Officials in Ermelo, in the eastern province of Mpumalanga, last week admitted for the first time that they were keeping secret the location of the "Kruger millions", allegedly found by a Zulu family in the 1960s.
Ever since the discovery, the family had allegedly dug up and sold coins from the treasure piecemeal.
The report in The Citizen newspaper last Friday was the latest hint that Paul Kruger's legendary treasure may have existed and may actually still be partly intact.
In the 1880s, Afrikaner leader Paul Kruger issued orders that if the British threatened the capital, Pretoria, the entire national treasury - made up of coins and gold bullion - should be put on wagons and hidden in the countryside.
The Anglo-Boer War of 1899-1902 saw Britain occupy Pretoria in June 1900. Kruger fled into exile in Switzerland, where he died. In the following two years an estimated 30,000 Boers and their black servants died in British concentration camps.
Amid the collapse of Kruger's republic, most of his faithful generals and aides died.

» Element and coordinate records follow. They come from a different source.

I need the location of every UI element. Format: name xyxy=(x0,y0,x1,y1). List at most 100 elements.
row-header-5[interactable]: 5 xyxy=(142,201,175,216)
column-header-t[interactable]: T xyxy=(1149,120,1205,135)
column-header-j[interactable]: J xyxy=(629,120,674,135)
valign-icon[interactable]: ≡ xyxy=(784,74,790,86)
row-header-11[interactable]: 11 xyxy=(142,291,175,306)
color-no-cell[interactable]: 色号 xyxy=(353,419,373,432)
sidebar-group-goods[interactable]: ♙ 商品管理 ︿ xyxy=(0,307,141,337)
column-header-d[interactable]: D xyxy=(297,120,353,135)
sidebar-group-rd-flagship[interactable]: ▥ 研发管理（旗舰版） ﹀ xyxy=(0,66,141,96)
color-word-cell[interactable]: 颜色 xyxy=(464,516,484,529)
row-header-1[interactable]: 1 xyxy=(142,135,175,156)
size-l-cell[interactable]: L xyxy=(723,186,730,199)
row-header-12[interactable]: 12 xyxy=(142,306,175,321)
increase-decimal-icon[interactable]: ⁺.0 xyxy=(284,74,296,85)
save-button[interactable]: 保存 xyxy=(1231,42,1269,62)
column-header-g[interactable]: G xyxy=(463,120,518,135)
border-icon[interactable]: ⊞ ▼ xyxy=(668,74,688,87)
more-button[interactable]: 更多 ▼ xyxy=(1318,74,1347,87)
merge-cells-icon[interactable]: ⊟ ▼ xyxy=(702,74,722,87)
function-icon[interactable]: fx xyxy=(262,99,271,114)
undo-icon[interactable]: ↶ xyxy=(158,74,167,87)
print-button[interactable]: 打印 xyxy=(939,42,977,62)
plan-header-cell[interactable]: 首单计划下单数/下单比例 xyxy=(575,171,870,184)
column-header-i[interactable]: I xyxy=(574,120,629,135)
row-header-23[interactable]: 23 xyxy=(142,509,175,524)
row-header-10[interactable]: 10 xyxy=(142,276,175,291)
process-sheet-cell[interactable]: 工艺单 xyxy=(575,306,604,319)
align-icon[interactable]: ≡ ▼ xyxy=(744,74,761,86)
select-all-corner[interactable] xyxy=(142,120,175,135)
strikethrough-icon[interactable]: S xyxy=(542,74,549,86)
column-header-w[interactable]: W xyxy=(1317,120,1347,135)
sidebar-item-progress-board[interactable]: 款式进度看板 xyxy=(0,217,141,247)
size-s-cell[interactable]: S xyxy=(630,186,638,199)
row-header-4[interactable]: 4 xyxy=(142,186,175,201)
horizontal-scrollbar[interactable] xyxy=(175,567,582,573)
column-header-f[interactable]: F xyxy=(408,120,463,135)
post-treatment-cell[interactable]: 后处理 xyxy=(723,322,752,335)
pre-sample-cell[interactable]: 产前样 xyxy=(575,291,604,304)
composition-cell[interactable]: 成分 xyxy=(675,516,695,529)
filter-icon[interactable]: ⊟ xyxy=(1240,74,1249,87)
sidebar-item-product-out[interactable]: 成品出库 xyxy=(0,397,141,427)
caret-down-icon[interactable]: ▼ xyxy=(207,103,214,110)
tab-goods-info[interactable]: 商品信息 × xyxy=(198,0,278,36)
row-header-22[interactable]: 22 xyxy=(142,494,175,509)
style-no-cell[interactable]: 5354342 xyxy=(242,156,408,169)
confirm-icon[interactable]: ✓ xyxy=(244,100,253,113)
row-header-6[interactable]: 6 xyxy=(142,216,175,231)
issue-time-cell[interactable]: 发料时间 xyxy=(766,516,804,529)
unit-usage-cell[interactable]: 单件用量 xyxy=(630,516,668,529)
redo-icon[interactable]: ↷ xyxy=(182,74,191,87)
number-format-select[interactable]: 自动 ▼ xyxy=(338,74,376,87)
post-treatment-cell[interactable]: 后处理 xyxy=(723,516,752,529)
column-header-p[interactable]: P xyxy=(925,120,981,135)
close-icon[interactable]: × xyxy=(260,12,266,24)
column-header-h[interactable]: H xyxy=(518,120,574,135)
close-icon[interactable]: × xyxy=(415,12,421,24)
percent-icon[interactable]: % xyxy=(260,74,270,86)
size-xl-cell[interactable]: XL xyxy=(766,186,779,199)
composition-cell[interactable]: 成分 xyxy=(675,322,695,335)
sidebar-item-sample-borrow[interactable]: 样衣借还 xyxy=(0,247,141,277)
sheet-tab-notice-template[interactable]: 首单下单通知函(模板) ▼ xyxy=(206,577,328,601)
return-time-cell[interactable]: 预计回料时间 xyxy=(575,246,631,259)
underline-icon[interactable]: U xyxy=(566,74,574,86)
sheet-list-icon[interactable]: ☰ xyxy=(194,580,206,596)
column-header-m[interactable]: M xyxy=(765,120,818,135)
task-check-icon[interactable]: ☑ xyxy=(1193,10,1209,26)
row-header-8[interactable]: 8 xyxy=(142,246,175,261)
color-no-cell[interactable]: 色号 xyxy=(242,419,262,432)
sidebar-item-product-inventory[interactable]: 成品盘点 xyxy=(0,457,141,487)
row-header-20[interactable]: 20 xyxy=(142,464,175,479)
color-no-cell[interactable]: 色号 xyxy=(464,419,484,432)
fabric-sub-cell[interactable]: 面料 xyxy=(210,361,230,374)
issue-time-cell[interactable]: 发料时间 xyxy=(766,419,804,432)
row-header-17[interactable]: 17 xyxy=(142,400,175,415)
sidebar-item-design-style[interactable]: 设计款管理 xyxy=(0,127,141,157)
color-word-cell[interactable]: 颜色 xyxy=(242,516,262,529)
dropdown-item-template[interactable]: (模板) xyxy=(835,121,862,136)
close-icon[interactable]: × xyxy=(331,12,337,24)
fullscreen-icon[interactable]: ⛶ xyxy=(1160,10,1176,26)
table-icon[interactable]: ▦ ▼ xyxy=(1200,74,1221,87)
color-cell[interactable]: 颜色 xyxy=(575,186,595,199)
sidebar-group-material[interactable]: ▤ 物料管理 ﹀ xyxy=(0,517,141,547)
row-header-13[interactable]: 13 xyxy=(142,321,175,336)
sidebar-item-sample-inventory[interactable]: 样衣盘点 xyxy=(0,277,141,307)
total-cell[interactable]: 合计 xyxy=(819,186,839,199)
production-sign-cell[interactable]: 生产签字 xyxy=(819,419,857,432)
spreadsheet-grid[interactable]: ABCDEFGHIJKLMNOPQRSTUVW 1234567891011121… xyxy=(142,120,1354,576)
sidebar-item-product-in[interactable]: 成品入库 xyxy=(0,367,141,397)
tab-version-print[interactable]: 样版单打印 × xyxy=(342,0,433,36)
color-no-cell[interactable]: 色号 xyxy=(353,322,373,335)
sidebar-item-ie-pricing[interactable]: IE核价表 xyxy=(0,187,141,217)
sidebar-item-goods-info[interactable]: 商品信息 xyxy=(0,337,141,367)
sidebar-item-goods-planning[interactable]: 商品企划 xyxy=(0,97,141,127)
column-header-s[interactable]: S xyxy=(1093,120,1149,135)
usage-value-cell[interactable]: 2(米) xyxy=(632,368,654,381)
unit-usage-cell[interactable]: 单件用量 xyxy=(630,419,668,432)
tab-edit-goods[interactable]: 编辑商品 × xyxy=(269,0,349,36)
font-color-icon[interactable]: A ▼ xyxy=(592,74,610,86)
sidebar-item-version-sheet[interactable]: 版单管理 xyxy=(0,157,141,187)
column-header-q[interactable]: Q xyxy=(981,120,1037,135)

The location of the republic's treasury remained a mystery.
Athol Stark, an Ermelo councillor, said: "Last month we found a statue of Paul Kruger so we looked into our local history." According to South African reports, a Zulu family of farm labourers which has lived in the Ermelo area for more than 100 years has dug up some 4,000 gold coins known as Kruger pounds and may have sold up to 400 of them for their scrap value since the 1960s.
However, it is likely that the one-ounce gold coins have a historical value which would hike their price were they to come on to the world market. Analysis of the coins apparently shows they were minted in 1889. It is understood that the family contacted Mr Stark in 1999.
He said: "As far as we can determine, the treasury funds from Pretoria were divided into three batches, one of which came through Ermelo." He said the commando protecting the wagons came under British attack. The wagons were buried and those who knew their location were killed by the British.